Now on the other hand I've read that there is no parametrization $x\mapsto f_x$ of continuous function s.t. the evaluation map $\mathcal{N}^2 \rightarrow \mathcal{N}, (x,y) \mapsto f_x(y)$ is continuous.
I think that the way to see this is by contradiction, assuming the existence of such parametrization and composing the evaluation function with some continuous function $\mathcal{N} \rightarrow \mathcal{N}^2$
e.g. $$\begin{align}\mathcal{N}&\longrightarrow \mathcal{N}^2& &\longrightarrow \mathcal{N}\\ x &\longmapsto(x,x)& &\longmapsto f_x(x)\end{align}$$
Hence having $\exists y$ s.t. $\forall x (f_x(x) = f_y(x))$ by surjectivity of the parametrization $f_x$.

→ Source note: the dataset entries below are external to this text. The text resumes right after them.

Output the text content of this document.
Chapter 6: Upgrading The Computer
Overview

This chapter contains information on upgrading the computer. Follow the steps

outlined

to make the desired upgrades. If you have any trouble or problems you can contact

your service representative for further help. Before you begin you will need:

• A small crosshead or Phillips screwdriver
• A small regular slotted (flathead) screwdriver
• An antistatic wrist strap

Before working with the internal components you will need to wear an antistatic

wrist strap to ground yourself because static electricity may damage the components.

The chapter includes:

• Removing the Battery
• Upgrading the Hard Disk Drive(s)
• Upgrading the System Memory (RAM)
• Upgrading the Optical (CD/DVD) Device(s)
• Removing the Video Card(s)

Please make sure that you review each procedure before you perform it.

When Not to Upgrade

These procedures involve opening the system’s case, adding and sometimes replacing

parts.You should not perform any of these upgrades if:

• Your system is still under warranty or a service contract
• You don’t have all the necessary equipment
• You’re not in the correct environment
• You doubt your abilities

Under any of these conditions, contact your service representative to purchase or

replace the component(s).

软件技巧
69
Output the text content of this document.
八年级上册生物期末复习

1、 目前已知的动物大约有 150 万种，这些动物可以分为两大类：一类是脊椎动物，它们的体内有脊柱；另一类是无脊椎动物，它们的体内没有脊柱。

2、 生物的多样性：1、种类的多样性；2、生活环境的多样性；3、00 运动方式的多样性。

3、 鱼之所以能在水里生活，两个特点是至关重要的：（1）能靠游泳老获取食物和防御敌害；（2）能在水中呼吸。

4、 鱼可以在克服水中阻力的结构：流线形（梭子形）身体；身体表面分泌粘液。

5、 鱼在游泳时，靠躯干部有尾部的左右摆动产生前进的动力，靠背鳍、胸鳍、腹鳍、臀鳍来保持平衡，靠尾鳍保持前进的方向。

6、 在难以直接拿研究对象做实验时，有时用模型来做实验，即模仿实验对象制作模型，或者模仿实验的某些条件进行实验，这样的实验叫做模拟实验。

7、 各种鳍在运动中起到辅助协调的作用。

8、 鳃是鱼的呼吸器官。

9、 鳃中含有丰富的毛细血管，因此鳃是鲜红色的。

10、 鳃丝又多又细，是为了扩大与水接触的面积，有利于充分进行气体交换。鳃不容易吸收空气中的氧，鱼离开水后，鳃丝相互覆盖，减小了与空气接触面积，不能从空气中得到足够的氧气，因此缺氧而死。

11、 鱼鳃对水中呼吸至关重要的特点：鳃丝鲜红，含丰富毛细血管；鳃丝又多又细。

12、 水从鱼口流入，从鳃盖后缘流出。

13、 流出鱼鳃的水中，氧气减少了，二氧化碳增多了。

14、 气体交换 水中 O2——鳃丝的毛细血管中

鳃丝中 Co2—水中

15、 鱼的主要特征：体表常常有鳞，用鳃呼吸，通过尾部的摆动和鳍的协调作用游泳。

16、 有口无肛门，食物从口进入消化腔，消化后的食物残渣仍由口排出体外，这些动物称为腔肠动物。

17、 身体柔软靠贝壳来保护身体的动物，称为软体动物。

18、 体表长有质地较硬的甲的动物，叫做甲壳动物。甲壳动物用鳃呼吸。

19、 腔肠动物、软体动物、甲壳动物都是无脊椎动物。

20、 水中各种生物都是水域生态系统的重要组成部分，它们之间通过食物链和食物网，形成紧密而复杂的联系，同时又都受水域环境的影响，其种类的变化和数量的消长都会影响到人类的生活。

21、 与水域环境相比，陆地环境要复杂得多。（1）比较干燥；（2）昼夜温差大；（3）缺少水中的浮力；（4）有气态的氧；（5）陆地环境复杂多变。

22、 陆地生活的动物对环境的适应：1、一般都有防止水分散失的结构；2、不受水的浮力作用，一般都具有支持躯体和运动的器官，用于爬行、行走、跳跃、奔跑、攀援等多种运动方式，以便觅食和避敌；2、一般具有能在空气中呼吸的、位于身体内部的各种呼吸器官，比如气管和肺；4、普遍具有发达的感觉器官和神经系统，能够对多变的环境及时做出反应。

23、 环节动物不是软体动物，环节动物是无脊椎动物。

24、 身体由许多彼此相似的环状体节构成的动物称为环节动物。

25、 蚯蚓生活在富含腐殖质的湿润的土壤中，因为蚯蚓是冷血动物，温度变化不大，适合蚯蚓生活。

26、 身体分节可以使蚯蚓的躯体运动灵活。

Now I have tried to use some diagonalization argument to find a contradiction, but without success. Any hint? Is at least the strategy the correct one? Thanks
You are on the right track, but it needs a slight modification. Let me remind you how we applied the diagonalization argument.
How did we prove that there is no surjection from $\omega$ to $\omega^\omega$? Assume that there is a surjection $f$ and consider the function $g$ given by
$$g(n) = f(n)(n)+1.$$
Here the role of $+1$ is important: it makes $g$ different from all of $f(n)$. Your diagonalization lacks a factor corresponding to $+1$, and this is the point we need to modify.
Now examine a new proof. Consider any continuous function $g:\mathcal{N}\to\mathcal{N}$ whose output always differs from the corresponding input (i.e. $g(x)\neq x$ for all $x\in\mathcal{N}$.) An example of these function is $$g(\langle f(0),f(1),f(2),\cdots\rangle)=\langle f(0)+1,f(1)+1,f(2)+1,\cdots\rangle.$$
Now apply the diagonal argument to $g(f_x(x))$. If $f_x$ enumerates all continuous functions, then we can find $y$ such that $g(f_x(x))=f_y(x)$ for any $x$. But it leads to a contradiction.